The Westminster Government is to merge the Department for International Development with the Foreign and Commonwealth Office. Marian Pallister, Justice and Peace Scotland’s vice chair, offers a very personal reflection on the implications.

I’m afraid I agree with those who have called the merger of the Foreign and Commonwealth Office with DfID an ‘act of vandalism’, rather than welcoming it as the ‘long overdue reform’ that Boris Johnson says will ensure ‘maximum value’ for taxpayers. 

Mr Johnson’s comment that aid recipients have looked on DfID as a ‘giant cashpoint in the sky that arrives without any reference to UK interests’, was to say the least insulting. It encouraged headlines (already recycled many times) to be dragged out in support of the merger. The trapeze, acrobatics and juggling lessons funded by British taxpayers (claims last sighted in 2015 and 2017 in publications such as The Daily Express, The Sun, and The Daily Mail) have been dredged up as evidence of wasted cash. 

The idea of aid for trade has long been controversial. The fundamental concept? We give water; they buy our cars. In its current incarnation, DfID hasn’t worked like that, but rather for the common good – for development. Mr Johnson will keep DfID’s £15bn budget intact, with the UK committed to continuing to spend 0.7% of national income on aid projects. But - he wants the aid to be given only with our national interests at heart.

The remit for DfID is wide, but sustained poverty reduction has been a major factor in all that it does. I fear that will be threatened by the merger – because what does the UK get back from that?

Wearing another hat, that of the chair of ZamScotEd, a very small charity based in Argyll that supports the education of some of Zambia’s poorest children, can I tell you why even juggling lessons are worth funding without asking anything in return?

Our charity is a member of Scotland's International Development Alliance. Like us, members are non-government organisations working in many developing countries in many different ways. To illustrate the ‘crime’ of ‘funding juggling lessons’, let me tell you about one organisation that gets street kids playing football and doing acrobatics in Tanzania.  Those children are attracted from surviving on food picked from the rubbish dumps of Dar es Salaam into sporting teams and given skills they enjoy. From there, the majority go on to school, to jobs, and to contributing to their society. 

Many of the children attending the secondary school ZamScotEd initiated on the outskirts of Lusaka are former street kids, (and yes, learning to perform traditional music and acrobatics, though not with DfID money).
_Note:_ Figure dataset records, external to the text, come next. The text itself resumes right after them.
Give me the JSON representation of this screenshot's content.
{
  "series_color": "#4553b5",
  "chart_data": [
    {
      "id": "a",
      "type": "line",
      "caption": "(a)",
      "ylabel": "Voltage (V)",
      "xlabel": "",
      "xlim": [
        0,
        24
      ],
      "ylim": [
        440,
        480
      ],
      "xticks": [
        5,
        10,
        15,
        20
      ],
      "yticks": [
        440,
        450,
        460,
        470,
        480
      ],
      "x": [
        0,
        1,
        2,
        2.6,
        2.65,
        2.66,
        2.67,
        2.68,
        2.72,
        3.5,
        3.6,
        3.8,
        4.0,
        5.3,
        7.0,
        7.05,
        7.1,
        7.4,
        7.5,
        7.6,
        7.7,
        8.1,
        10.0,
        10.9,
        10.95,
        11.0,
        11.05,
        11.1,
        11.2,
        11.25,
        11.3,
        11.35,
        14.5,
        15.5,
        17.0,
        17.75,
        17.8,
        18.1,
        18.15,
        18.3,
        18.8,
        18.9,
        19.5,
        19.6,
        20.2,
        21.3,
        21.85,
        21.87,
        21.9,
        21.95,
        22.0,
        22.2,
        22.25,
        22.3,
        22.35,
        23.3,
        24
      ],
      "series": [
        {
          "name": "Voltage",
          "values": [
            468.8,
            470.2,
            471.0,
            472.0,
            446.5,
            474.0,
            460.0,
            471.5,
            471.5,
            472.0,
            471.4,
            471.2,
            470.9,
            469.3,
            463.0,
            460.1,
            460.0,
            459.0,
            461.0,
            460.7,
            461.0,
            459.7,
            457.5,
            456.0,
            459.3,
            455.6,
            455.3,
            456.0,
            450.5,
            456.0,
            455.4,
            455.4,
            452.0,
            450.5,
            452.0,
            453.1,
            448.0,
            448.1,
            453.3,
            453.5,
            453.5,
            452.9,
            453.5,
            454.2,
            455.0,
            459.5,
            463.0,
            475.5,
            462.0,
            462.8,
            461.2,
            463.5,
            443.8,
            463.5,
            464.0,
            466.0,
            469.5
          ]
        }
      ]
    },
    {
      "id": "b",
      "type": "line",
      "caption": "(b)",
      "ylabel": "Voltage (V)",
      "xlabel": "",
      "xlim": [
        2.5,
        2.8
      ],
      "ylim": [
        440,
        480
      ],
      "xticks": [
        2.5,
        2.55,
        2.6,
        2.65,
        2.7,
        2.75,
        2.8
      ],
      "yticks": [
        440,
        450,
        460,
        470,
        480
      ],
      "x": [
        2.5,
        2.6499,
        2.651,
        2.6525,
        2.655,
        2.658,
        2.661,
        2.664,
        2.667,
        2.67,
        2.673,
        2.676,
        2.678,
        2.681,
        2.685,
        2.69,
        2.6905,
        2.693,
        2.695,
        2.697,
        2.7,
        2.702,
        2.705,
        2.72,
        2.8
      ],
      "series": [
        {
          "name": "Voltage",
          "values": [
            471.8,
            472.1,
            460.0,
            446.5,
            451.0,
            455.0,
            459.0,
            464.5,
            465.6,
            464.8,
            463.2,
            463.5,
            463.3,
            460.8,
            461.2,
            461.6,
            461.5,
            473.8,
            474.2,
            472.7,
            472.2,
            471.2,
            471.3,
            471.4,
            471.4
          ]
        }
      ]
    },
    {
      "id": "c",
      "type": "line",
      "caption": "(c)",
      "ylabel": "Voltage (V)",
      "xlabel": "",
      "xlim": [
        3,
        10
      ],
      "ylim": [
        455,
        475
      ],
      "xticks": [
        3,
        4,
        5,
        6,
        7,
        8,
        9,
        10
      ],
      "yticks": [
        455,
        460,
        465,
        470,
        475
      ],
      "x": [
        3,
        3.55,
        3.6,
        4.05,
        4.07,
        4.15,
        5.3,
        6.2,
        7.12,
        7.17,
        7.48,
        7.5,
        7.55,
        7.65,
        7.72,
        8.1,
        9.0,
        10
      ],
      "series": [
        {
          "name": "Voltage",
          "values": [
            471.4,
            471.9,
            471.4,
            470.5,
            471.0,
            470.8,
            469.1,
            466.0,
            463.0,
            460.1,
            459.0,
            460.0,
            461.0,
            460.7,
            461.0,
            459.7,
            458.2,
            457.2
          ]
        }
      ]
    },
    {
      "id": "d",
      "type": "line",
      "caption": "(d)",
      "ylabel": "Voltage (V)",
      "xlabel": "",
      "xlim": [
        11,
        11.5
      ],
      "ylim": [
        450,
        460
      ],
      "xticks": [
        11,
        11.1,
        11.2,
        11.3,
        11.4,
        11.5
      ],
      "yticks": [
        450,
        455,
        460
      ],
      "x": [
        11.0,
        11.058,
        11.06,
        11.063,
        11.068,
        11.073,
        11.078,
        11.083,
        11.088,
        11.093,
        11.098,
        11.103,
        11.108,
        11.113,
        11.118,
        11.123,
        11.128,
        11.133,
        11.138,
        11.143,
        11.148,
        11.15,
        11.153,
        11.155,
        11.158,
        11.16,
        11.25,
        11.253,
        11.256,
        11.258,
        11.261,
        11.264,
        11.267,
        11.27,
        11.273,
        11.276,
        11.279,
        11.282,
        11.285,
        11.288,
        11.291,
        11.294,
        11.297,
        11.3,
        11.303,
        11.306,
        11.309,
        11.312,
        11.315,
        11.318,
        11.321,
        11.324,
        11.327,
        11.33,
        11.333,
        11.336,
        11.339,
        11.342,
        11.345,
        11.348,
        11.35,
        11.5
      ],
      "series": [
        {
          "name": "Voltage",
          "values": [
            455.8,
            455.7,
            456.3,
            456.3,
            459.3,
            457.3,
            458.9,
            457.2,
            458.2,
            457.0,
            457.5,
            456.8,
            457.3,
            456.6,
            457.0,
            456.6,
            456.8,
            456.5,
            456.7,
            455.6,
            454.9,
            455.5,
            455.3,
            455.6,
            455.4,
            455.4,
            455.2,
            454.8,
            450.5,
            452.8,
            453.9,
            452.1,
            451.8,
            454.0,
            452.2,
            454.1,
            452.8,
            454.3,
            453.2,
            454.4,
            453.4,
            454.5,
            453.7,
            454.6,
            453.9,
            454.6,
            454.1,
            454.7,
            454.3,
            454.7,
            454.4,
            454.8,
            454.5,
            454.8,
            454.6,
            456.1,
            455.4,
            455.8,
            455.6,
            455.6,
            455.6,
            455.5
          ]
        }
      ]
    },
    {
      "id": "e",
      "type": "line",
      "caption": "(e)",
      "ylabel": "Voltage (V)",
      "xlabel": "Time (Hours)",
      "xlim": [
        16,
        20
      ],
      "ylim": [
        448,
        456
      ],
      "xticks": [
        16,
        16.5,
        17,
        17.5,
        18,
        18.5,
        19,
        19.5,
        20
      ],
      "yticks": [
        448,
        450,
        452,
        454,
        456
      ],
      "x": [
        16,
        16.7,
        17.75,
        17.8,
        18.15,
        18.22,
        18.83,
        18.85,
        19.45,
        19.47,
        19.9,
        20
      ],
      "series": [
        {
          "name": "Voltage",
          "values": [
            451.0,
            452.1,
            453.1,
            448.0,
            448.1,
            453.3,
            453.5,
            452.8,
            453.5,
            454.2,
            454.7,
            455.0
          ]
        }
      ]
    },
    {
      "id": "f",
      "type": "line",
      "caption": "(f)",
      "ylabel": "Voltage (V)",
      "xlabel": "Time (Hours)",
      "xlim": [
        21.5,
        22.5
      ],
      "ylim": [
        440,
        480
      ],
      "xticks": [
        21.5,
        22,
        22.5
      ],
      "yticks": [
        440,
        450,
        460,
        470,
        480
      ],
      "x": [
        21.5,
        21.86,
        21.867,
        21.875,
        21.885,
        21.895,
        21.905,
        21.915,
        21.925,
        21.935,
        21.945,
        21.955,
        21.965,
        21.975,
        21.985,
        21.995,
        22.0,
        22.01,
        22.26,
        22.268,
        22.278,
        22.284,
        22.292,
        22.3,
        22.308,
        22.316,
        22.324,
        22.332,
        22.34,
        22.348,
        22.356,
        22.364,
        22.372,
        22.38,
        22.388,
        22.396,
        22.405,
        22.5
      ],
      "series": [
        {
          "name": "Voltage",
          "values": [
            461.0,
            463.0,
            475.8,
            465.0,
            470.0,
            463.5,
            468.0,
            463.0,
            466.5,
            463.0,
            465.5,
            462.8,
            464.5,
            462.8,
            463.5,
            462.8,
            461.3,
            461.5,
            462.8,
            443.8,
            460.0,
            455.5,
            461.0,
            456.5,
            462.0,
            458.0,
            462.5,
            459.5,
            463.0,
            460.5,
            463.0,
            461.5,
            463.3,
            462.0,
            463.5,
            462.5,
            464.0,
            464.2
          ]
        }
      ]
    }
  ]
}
By engaging the poorest of children, funding the means to give them skills, then channelling them into an education that can transform their lives, we help to achieve the UN’s first sustainable development goal – the elimination of poverty. Catholic Social Teaching says: ‘The common good is the sum of those conditions of social life which allow social groups and their individual members relatively thorough and ready access to their own fulfilment.’
(Vatican II)

What do we get back? Fulfilled people less likely to migrate. Countries with educated populations able to govern well for the benefit of the peace of the whole world. 

But those educated people will also be able to negotiate trade deals that are fair and just – now there’s a concept for Mr Johnson to juggle with.